U.S. Transportation Secretary Ray LaHood Feb. 22 unveiled sample legislation to be used as a starting point for states crafting new laws to prohibit texting while behind-the-wheel.
The sample state law, prepared by the National Highway Traffic Safety Administration and a cross-section of safety and industry organizations, would authorize law enforcement officers to stop a vehicle and issue a citation to drivers who are texting while driving.
There is heightened concern about the risks of texting while driving because texting combines three types of distraction – visual, taking the eyes off the road; manual, taking the hands off the wheel; and cognitive, taking the mind off the road.
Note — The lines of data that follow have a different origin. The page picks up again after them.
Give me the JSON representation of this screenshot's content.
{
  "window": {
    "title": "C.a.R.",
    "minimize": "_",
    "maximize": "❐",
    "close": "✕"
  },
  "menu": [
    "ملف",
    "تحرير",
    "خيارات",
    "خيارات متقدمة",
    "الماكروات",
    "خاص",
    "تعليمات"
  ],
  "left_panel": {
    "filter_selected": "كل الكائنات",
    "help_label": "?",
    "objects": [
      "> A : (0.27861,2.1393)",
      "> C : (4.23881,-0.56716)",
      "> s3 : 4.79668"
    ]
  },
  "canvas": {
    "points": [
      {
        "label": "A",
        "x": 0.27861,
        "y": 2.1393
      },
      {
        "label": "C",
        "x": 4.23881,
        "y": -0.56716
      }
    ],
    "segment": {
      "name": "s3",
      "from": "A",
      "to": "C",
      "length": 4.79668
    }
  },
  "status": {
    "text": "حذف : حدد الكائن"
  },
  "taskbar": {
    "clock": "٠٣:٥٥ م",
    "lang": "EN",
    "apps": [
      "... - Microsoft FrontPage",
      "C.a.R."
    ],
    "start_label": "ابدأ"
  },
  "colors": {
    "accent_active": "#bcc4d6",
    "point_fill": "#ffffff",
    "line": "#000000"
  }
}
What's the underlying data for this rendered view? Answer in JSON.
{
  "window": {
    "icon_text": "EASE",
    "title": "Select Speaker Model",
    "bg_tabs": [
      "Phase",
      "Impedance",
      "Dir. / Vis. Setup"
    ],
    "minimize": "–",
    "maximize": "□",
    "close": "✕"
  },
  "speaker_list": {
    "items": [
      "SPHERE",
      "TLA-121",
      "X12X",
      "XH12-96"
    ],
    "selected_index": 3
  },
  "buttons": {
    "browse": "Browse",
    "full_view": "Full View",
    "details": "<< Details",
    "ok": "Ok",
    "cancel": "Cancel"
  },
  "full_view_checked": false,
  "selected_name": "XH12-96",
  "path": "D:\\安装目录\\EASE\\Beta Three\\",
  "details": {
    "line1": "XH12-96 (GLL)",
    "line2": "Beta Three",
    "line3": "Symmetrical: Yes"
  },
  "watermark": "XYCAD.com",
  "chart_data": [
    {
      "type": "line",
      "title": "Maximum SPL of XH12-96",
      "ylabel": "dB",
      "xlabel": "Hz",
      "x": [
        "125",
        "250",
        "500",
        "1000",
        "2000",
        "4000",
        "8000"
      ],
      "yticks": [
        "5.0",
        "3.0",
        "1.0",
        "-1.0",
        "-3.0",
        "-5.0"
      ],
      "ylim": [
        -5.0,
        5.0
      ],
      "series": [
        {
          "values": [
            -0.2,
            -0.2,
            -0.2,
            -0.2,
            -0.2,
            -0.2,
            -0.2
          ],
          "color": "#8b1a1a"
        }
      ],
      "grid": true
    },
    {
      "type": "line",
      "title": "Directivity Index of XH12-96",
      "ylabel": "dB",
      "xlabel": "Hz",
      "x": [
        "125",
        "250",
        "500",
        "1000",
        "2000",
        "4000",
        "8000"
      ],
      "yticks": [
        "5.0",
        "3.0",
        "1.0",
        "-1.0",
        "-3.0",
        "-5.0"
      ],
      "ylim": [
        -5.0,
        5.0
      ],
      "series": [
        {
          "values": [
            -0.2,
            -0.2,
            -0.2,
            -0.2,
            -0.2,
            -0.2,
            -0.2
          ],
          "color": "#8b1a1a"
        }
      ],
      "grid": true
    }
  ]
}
According to NHTSA research, nearly 6,000 people died in 2008 in crashes involving a distracted or inattentive driver, and more than half a million were injured. Research also shows the most frequent offenders are the youngest and least-experienced drivers, men and women under 20 years of age.
The sample state law is patterned on an Executive Order issued by President Obama on Oct. 1, directing federal employees not to engage in text messaging while driving government-owned vehicles or with government-owned equipment, starting on Dec. 30.
In addition, on Jan. 26, Secretary LaHood announced federal guidance to prohibit texting by drivers of commercial vehicles such as large trucks and buses. Truck and bus drivers who text while driving commercial vehicles may be subject to civil or criminal penalties of up to $2,750.
Currently, 19 states and the District of Columbia have texting laws covering all drivers. In 2009, more than 200 distracted driving bills were considered by state legislatures and legislative activity is expected to remain strong in 2010.